Crossposted from Lewis Bollard's Farm Animal Welfare Newsletter.
Investment banks and consultancies are making bold predictions for meat alternatives’ success: by 2030, UBS thinks meat alternatives will be a $85B global market; Barclays thinks they’ll be worth $140B; and AT Kearney thinks they’ll be worth $390B. Think tank RethinkX even predicts that, by 2030, meat alternatives’ success will have rendered the beef industry “all but bankrupt.”
There is reason for optimism. The Beyond Burger is now sold in over 53,000 outlets, including a trial at 28 McDonald’s restaurants in Canada. The Impossible Burger just launched in retail, and outsold all ground beef in its first two weeks on the shelf in Southern California. And meat giants Tyson, Smithfield, JBS, and Hormel are all launching their own plant-based meats. These new alternatives come closer than any before to mimicking meat’s taste and texture.
But they’re still not mimicking one key attribute of meat: its price (see chart below). That matters: the optimists’ predictions all assume that meat alternatives will soon be cheaper than meat. For instance, RethinkX assumes that meat alternatives “will be five times cheaper by 2030 and 10 times cheaper by 2035 than existing animal proteins.” Is that really feasible?

The chief obstacle is not that meat alternatives are expensive; it’s that meat is absurdly cheap. Chicken sells for less than $2/lb, cheaper even than peanuts. Why?
One common explanation blames government action: the factory farm lobby has secured huge handouts that artificially suppress meat prices. Proponents of this view cite not just direct farm subsidies, but also a host of indirect government supports, like “buybacks” of excess animal products, checkoff programs to promote meat, and subsidized loans for factory farms.
Maybe. But most rich nations have untethered farm subsidies from production levels in response to WTO rules, and most economic analyses suggest newer crop insurance and direct payment subsidies only slightly lower grain costs. Nations that have eliminated farm subsidies, like New Zealand, haven’t seen rising meat prices or declines in meat consumption.
Moreover, many of the US’ indirect farm support programs — like buybacks, trade aid, and checkoffs — aim to boost demand for meat, thereby raising its price, not lowering it. That is, if they achieve anything at all: chicken, the one major meat without a US checkoff promotion program, has seen the fastest growth in demand.
A more compelling explanation is that meat is cheap because it’s efficient to produce. This may sound laughable: activists have long decried the inefficiency of animal agriculture. And they’re partly right: beef cattle are inefficient. Each Brazilian cow needs about a football field’s worth of land, 32X more land than crops producing the same amount of protein, while more efficient US cows still gulp down about 16,000lbs of water for each pound of weight they gain.
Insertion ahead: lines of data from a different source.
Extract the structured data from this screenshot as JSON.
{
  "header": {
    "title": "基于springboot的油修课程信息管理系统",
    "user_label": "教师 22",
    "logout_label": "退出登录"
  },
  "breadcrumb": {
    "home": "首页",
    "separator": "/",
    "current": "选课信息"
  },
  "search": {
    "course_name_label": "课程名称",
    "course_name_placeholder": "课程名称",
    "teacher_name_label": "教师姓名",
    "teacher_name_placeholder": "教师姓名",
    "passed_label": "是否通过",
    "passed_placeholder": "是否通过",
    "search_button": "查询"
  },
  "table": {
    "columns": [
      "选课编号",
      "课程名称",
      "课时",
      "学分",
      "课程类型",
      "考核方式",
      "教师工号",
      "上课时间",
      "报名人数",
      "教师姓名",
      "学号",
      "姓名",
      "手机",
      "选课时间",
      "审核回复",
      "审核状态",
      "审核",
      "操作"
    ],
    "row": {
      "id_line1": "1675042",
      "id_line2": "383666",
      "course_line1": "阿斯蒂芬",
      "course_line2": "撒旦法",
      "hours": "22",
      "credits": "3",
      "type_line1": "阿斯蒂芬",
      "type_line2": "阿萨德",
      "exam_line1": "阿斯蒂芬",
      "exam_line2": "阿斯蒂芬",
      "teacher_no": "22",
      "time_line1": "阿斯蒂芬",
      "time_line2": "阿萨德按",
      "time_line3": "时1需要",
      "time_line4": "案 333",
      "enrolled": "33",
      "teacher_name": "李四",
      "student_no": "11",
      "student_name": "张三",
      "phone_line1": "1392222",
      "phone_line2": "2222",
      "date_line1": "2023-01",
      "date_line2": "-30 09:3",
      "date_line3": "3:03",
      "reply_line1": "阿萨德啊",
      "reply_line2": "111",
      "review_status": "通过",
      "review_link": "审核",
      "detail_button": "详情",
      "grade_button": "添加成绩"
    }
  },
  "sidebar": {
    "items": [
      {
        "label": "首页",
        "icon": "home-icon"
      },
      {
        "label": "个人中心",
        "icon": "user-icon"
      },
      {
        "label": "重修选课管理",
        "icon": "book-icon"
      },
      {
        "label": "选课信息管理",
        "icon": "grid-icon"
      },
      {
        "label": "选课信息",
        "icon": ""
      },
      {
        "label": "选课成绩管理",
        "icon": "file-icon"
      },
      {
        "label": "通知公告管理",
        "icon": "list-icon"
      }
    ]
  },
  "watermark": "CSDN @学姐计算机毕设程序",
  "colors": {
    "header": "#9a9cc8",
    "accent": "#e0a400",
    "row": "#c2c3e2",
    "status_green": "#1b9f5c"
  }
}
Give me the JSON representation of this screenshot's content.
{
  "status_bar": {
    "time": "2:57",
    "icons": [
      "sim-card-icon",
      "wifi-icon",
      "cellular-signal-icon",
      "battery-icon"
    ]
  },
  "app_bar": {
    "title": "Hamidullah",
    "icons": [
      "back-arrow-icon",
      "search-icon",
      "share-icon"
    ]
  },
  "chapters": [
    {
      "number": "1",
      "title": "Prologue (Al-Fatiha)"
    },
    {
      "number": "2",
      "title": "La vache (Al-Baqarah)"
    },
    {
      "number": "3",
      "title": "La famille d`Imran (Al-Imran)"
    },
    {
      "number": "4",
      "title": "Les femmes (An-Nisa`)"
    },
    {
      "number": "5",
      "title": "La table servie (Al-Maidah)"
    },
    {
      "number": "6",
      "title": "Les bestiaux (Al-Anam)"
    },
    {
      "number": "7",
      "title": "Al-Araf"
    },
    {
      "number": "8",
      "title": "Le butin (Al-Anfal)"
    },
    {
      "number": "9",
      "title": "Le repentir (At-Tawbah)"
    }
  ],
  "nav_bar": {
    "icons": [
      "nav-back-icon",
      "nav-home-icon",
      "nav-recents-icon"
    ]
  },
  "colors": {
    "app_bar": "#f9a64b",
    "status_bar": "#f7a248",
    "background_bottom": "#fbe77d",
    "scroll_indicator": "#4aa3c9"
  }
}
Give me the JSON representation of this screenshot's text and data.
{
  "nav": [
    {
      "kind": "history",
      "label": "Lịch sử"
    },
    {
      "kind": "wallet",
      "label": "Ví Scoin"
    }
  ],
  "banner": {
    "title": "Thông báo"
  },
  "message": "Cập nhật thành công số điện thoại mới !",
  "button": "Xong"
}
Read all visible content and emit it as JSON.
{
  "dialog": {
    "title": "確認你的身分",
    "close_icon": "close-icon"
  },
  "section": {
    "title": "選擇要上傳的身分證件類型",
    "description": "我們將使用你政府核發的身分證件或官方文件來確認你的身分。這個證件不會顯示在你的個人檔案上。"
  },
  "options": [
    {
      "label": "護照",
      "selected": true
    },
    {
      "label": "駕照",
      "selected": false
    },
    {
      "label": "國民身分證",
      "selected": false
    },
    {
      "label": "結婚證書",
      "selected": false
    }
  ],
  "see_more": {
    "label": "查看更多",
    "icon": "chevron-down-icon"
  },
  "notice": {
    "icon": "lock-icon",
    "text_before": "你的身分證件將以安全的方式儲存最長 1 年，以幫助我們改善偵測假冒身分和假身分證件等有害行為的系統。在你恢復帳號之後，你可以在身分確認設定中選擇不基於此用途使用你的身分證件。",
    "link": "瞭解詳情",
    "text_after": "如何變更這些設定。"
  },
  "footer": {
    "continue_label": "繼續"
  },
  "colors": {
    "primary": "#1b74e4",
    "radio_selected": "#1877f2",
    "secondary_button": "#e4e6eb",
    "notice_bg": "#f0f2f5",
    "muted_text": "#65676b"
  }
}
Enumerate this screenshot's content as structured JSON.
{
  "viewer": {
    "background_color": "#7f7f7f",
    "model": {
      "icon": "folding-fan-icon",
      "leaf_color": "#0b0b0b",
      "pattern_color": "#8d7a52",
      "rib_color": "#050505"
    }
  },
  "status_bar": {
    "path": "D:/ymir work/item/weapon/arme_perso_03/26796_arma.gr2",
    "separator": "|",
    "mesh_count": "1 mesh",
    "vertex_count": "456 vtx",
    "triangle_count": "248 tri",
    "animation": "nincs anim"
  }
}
But the world’s 1.8B cattle account for just 2% of the globe’s vertebrate farmed animals. If meat alternatives are to help the other 98% (3.5B other mammals, 19B birds, and 57B farmed fish), they’ll need to be cheaper than factory farmed chicken, eggs, and fish. And those factory farms are awful, but efficient.
Take broiler chickens: genetics companies have bred them to grow so fast and frugally that they now need just 2.4lbs of feed to produce a pound of usable meat. (Though the feed is dry, while the meat is 66% water.) That feed is mainly corn and soy, which currently cost just 6 cents/lb and 14 cents/lb respectively. The only other major cost is labor and infrastructure, but factory farmers have gotten those costs down to just 10 cents/lb of bird weight.

So what should we do in a world where we’re competing with such a ruthlessly efficient industry? Here are a few ideas:
To realize meat alternatives' potential to reduce animal suffering, they'll need to become cheaper than chicken, eggs, and fish. Governments and companies can help by requiring factory farms to internalize their true costs, while advancing research into cheaper plant proteins. We can help by keeping pressure on governments and companies to do so.